The Canadian History Hall traces the history of Canada and its people over some 15,000 years, from the dawn of human habitation to the present day. Through authentic artifacts and compelling stories, the Hall invites visitors to explore the events, personalities and historical currents that have shaped, and continue to shape, this vast country.
The Hall is remarkable for its focus on sharing Canada’s story through the experiences of real people, for its presentation of multiple perspectives, and for its willingness to examine all sides of Canada’s story, both the struggles and the achievements. Most importantly, perhaps, its focus — how we became the country we are today — makes history relevant and meaningful to visitors.
The exhibition provides a stunning showcase for more than 1,500 artifacts, including many of Canada’s important historical treasures. Notable objects include the handcuffs worn to the gallows by Louis Riel, an astrolabe attributed to Champlain, Lester B. Pearson’s Nobel Peace Prize medal, and a T-shirt worn by Terry Fox during his Marathon of Hope.
Development of the Hall took five years of intense research, planning and renovation. The process was informed at every stage by unprecedented programs of public outreach and community consultation, and with input from scholars and other experts across the country.
Occupying 4,000 square metres (40,000 square feet) of exhibition space on two floors, it is the most ambitious exhibition project ever undertaken by the Museum. The result, as visitors will see for themselves on July 1, is a testament to the impact of individual lives on a country’s history — and a compelling representation of the tapestry of life, as reflected in the story of Canada and its people.

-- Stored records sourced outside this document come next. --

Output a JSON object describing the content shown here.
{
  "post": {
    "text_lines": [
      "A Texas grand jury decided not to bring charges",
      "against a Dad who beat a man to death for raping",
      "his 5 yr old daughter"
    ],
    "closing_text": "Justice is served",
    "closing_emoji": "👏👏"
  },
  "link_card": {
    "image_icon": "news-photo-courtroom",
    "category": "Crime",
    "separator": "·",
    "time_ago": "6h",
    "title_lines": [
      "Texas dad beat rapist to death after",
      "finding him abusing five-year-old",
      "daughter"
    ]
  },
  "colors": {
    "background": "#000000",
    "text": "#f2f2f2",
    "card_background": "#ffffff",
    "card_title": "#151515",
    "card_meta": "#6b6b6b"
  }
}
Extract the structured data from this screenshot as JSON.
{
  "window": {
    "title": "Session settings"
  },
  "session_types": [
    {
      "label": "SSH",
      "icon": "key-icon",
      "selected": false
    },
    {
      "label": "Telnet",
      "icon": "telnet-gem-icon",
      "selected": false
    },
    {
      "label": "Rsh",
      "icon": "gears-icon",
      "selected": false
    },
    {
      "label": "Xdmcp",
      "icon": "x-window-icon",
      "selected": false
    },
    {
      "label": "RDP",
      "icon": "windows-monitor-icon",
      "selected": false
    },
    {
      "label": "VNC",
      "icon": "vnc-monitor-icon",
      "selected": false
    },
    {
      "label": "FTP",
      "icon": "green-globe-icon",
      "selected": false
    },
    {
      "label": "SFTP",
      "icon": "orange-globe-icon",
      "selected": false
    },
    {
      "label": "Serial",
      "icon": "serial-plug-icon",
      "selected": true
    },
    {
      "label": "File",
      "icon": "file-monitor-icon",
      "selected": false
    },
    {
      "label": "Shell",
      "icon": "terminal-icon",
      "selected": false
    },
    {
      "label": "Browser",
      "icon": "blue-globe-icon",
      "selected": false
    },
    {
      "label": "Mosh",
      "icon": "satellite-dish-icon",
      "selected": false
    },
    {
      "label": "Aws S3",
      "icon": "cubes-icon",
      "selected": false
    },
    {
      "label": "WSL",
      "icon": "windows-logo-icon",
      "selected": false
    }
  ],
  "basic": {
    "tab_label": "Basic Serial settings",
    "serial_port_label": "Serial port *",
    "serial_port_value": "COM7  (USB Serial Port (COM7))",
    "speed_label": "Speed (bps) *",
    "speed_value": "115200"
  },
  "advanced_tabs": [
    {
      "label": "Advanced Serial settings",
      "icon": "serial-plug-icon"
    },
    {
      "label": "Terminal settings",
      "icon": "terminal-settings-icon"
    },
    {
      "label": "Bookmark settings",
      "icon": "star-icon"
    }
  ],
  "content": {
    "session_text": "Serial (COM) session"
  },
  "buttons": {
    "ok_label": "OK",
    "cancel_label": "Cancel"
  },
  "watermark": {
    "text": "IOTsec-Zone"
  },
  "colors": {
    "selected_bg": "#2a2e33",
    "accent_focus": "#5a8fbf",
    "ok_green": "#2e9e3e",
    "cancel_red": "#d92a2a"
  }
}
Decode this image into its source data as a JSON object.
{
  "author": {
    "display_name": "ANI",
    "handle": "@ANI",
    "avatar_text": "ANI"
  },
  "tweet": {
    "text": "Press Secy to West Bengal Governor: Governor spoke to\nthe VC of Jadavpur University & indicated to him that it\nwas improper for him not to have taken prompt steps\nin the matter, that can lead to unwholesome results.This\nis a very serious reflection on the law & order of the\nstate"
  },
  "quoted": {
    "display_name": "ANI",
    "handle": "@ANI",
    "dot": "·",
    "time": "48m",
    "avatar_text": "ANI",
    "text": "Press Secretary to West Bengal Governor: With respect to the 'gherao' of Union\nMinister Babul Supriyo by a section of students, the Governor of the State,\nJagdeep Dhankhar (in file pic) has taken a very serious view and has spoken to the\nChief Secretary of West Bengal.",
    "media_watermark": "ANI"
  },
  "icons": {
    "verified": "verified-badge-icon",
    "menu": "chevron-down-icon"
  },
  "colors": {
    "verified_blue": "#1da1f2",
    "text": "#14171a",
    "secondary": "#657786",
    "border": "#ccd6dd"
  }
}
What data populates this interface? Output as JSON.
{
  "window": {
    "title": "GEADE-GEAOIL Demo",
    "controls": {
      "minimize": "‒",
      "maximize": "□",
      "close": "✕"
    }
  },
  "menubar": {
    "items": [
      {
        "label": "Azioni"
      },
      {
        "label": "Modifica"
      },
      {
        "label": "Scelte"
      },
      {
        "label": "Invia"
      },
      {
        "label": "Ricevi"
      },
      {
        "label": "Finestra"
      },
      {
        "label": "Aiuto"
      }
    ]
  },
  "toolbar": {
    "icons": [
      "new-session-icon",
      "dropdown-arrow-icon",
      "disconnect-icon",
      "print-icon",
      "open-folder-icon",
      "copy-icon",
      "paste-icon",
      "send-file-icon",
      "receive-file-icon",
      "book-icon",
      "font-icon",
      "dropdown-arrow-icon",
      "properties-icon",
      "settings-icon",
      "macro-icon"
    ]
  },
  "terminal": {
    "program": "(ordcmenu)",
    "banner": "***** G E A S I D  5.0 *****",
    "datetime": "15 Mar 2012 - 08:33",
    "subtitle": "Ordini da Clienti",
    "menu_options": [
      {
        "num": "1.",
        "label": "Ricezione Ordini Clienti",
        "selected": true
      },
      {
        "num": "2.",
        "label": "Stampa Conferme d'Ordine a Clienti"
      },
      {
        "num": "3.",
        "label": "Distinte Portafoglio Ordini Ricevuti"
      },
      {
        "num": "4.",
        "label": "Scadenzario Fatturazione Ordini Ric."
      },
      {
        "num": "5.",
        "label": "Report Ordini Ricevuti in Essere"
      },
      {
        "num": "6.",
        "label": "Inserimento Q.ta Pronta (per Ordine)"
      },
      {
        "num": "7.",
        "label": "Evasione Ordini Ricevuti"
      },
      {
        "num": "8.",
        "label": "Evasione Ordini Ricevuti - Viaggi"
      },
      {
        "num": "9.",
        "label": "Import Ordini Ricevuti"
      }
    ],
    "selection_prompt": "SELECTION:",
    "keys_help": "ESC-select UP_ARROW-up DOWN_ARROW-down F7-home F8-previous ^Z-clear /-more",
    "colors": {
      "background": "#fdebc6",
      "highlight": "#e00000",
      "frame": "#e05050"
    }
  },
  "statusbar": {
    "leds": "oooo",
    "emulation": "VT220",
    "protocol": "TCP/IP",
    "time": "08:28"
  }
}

Located on the shores of the Ottawa River in Gatineau, Quebec, the Canadian Museum of History welcomes over 1.2 million visitors each year. The Museum’s principal role is to enhance Canadians’ knowledge, understanding and appreciation of the events, experiences, people and objects that have shaped Canada’s history and identity, as well as to enhance Canadians’ awareness of world history and culture. Work of the Canadian Museum of History is made possible in part through financial support of the Government of Canada.